L’AGGRAVATION DE LA POLLUTION :

Qui dit choix politique de construire plus de routes, de privilégier la voiture individuelle et de poursuivre l’étalement urbain, dit choix politique de faire vivre les citoyens dans un environnement pollué nocif pour la santé, ce qui est contraire au droit.  En effet, la protection de la santé et le droit à vivre dans un environnement sain sont des libertés fondamentales de valeur constitutionnelle. Il incombe donc aux pouvoirs publics la charge de garantir la santé environnementale du territoire. .

Pour rappel, l’association Atmo qui mesure la qualité de l’air, avait relevé en 2022 à Perpignan un dépassement des valeurs limites en dioxyde d’azote, un polluant émis à 76% par le transport.  Dans son rapport, on apprend qu’une rocade concentre 40% des émissions de polluant et du trafic routier. Si on se base sur les normes très restrictives de l’OMS, la totalité du département est exposé aux polluants atmosphériques.

Ces derniers provoquent cancers et maladies respiratoires, notamment chez les plus jeunes.  Comme le relèvent les Shifteurs et d’autres avis, aucun bilan carbone n’a été effectué dans ce projet de rocade.  Mais nul besoin d’un doctorat pour comprendre que les émissions vont forcément augmenter en l’absence de réelle politique sur les transports publics et l’aménagement urbain. 

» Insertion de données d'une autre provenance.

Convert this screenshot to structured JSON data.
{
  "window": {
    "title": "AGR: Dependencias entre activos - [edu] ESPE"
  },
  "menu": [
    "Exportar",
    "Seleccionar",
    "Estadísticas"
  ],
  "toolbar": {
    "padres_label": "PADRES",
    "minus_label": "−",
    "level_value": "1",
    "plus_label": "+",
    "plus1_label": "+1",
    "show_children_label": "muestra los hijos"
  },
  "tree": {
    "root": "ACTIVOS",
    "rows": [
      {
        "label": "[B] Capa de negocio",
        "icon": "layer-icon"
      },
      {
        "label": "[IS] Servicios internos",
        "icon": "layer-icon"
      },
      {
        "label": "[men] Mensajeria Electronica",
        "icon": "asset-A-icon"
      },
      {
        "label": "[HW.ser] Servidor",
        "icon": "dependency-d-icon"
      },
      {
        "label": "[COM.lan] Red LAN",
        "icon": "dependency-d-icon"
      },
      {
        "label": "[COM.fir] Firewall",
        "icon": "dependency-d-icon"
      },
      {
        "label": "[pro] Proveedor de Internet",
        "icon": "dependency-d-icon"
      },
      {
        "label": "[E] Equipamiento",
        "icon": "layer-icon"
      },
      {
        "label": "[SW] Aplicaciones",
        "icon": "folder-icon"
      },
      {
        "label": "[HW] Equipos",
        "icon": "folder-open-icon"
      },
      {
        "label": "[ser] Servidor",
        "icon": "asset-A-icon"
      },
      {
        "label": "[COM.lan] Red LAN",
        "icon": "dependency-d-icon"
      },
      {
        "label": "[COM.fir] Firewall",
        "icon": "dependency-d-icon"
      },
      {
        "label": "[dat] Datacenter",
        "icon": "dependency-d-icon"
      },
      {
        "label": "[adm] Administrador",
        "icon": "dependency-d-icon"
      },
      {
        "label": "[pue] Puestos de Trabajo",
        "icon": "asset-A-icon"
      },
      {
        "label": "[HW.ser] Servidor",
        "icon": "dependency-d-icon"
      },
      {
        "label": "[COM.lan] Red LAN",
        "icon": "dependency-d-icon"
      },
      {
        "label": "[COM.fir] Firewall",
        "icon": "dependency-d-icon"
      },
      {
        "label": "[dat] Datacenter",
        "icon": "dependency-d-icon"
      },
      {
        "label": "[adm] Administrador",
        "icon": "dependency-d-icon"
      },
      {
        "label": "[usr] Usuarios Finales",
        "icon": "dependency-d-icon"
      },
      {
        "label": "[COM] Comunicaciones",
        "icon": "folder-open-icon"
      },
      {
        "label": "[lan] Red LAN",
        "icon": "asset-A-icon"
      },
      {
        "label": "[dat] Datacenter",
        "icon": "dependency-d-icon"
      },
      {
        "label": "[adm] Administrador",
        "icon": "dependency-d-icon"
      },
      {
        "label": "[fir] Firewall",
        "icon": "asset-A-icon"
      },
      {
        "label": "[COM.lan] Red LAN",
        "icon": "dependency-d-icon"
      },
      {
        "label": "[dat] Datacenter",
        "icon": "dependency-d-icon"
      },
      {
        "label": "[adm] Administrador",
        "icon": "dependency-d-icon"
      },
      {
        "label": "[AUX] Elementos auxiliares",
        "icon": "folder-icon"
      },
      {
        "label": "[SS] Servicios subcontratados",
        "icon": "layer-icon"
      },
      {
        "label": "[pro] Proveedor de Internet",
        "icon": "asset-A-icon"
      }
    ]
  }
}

Les 147 arbres abattus pour ce projet entraînent la perte de puits de carbone au sud de perpignan

Il est inutile de rappeler l’importance des grands arbres dans un contexte de réchauffement climatique, ni que de planter de jeunes arbres sous des climats secs est extrêmement aléatoire. A défaut de compenser on pourrait déjà éviter. Les vidéos offrent une vision très idéalisée d’une rocade fluide, agréablement végétalisé et bordée de beaux arbres adultes. Pour rappel, le territoire a connu deux périodes de très fortes chaleurs cet été qui ont achevé tous les arbres déjà affaiblis par la sécheresse passée, et desséchés de nombreux autres. Il ne faut pas mentir aux gens en montrant une vision tronquée du futur, à moins de prévoir un arrosage important des plantations, en dépit des restrictions préfectorales. Mais le sort des 147 arbres est déjà scellé vu que la préfecture en a autorisé l’abattage sans que personne ne soit vraiment au courant. 

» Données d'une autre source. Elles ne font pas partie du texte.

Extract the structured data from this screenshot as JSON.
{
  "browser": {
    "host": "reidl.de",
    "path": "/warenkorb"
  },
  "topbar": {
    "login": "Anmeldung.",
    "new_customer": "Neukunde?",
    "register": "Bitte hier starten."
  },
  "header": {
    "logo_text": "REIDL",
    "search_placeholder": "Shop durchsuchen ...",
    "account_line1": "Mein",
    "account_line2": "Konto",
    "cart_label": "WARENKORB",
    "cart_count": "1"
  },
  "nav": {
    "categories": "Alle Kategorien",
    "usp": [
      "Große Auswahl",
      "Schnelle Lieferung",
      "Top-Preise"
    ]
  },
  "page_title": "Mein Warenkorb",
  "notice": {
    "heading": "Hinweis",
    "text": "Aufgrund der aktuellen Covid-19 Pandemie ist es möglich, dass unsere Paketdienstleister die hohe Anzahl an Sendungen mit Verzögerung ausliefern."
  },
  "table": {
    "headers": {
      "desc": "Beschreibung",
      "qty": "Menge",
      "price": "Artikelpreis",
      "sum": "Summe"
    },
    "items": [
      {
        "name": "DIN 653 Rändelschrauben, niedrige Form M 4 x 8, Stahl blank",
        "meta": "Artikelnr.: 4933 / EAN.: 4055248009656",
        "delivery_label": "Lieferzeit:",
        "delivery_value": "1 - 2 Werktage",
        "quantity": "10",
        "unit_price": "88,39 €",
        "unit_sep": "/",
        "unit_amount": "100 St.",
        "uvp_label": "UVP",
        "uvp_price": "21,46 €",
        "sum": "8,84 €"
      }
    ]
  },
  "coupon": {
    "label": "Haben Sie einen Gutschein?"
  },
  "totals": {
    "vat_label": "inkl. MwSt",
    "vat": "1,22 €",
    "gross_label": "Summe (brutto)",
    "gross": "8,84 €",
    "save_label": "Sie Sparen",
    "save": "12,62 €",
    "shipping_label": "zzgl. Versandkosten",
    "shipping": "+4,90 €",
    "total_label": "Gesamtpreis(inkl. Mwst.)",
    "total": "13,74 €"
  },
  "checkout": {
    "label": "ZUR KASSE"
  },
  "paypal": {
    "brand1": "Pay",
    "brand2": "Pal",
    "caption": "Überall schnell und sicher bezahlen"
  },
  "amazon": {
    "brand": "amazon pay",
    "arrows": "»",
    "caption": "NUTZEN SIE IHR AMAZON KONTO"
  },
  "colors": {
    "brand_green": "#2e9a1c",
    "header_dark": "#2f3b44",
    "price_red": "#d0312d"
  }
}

Certains Conseils Départementaux semblent avoir pris la mesure du changement climatique et de l’aide précieuse des arbres. Le Conseil Départemental de Haute Garonne a choisi en 2021 de les mettre en valeur dans le cadre du changement climatique et de la préservation de la biodiversité en invitant pour une conférence deux grandes figures passionnées par les arbres et leurs bienfaits : Francis Hallé et Ernst Zurcher.

Un déficit démocratique probant :

Organiser une consultation publique en plein été est franchement incorrect. C’est un grand classique quand il s’agit d’éviter toute contestation citoyenne. On sait bien que cet avis n’aura aucune valeur contraignante et ne sert que de vernis démocratique. Le projet nécessite en plus l’abattage de 147 arbres qui a fait l’objet d’une concertation éclair du 24 juin au 8 juillet, indépendante de l’enquête publique concernant le réaménagement de la rocade Sud RD914 et de la RD900.   A minima, le MO aurait pu les intégrer dans l’aménagement, comme cela se fait ailleurs.

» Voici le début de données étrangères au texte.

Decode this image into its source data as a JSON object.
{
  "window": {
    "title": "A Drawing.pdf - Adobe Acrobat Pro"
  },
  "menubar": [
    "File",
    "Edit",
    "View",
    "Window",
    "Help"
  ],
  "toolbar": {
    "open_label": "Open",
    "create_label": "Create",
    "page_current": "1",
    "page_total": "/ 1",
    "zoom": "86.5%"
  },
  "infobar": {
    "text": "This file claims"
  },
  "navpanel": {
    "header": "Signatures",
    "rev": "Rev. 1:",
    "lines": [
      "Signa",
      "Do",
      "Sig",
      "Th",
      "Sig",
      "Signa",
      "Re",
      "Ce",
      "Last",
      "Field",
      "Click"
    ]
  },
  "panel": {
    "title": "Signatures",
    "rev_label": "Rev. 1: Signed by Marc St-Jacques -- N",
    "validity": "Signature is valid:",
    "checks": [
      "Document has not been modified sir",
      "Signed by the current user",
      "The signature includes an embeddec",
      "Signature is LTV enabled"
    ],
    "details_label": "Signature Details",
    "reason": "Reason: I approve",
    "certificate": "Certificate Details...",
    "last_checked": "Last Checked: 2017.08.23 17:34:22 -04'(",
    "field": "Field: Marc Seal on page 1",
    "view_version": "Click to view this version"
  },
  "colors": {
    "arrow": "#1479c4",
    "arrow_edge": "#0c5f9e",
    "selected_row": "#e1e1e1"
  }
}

Pour terminer, il ne fait aucun doute que les véritables gagnants de ce n-ième projet routier sont les promoteurs et le secteur du BTP. Dans le 3ème département le plus pauvre de France, incapable de produire des emplois de valeur et innovant, les élus continuent de tirer sur la rente immobilière et la construction, les seuls secteurs avec le tourisme ou l’agriculture à donner un peu d’emploi. En l’absence de vision à moyen et long terme, la bétonisation et ses conséquences sur la santé et l’environnement a encore, ici, de beaux jours devant elle.